Depuis cette époque, les Jeux de C’est Thlieu s’étalent sur toute la Décade du grand Khan Ikul, une fois tous les quatre ans [4]. Malgré la réticence du départ, aujourdhui, il n’est pas une ville qui ne veuille envoyer au moins un athlète pour la représenter. L’épreuve reine, celle du demi-stade, rassemble ainsi des centaines de participants, y compris des boiteux si la ville n’a que ça à présenter. On vit même, une fois, un incontinent qui abandonna au bout de trois pas pour aller se soulager. Son commentaire : "L’important, c’est de partir pisser !"
Il était question au départ d’organiser les Jeux de C’est Thlieu dans une ville différente à chaque fois, mais l’idée fut abandonnée après une seule session à Waldorg. En effet, la ville avait voulu impressionner son monde en construisant un stade tout neuf aux dimensions colossales. Le problème, c’est que la piste était au moins trois fois plus longue que celle de Boulgourville. Dès les éliminatoires du demi-stade, des concurrents franchirent la ligne en rampant, habitués qu’ils étaient à tout donner sur un sprint beaucoup plus court. Les autres épreuves de course furent promptement annulées [5] et les Jeux réintégrèrent Boulgourville, pour ne plus jamais avoir lieu ailleurs. La ville vit maintenant à leur rythme, calme pendant trois ans et festive le quatrième.
Quant à Pierre "Deux Coups" Bêta, à force de valoriser l’effort avant tout et de rogner sur son temps de sommeil pour boucler ses budgets, il finit par s’attirer les foudres de Dlul. Frappé d’insomnie, il erra pendant trente jours et trente nuits sans trouver le repos, avant de pousser enfin la porte du temple des Feignasses pour implorer le pardon du dieu. Dlul, qui déteste entendre des lamentations pendant sa sieste, lui accorda le sommeil. Dans la douceur duveteuse des saintes couettes, Pierre trouva une félicité qu’il n’avait jamais imaginée. Il entra donc dans l’ordre sacré des Feignasses, et plus jamais on ne le revit sur un terrain de sport.
Nak’hua Thorp
[1] Voir l’article sur les Bottes de Thlieu le Vorace.

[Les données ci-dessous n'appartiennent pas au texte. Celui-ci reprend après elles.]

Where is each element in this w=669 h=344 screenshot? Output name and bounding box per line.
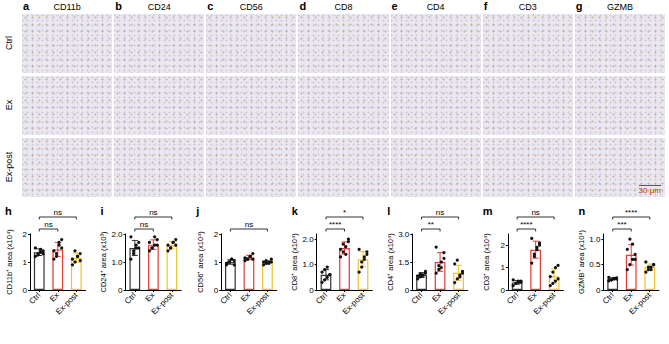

[2] Reconnaissons tout de même qu’arriver dans le milieu estudiantin avec un surnom comme "Deux Coups" était le meilleur moyen d’avoir l’air ridicule.
[3] La sympathique habitude qu’avait le brave homme de balancer des piquets de clôture aux jeunes gens dès qu’ils s’approchaient trop de sa ferme est à l’origine de l’épreuve du lancer de javelot.
[4] Pourquoi pas plus souvent ? Officiellement, pour garder à l’événement son côté exceptionnel. Sauf qu’en creusant un peu dans les documents administratifs de l’époque, on se rend compte que les premiers Jeux avaient été très déficitaires, et que Pierre "Deux Coups" Bêta préféra se donner le temps de trouver de bons mécènes avant de remettre le couvert (teint). L’intervalle de quatre ans est resté par la suite, pour des raisons d’uniformité.
[5] On se rendit compte par la suite que les organisateurs de Waldorg avaient aussi multiplié par deux la hauteur des obstacles du stade-haies.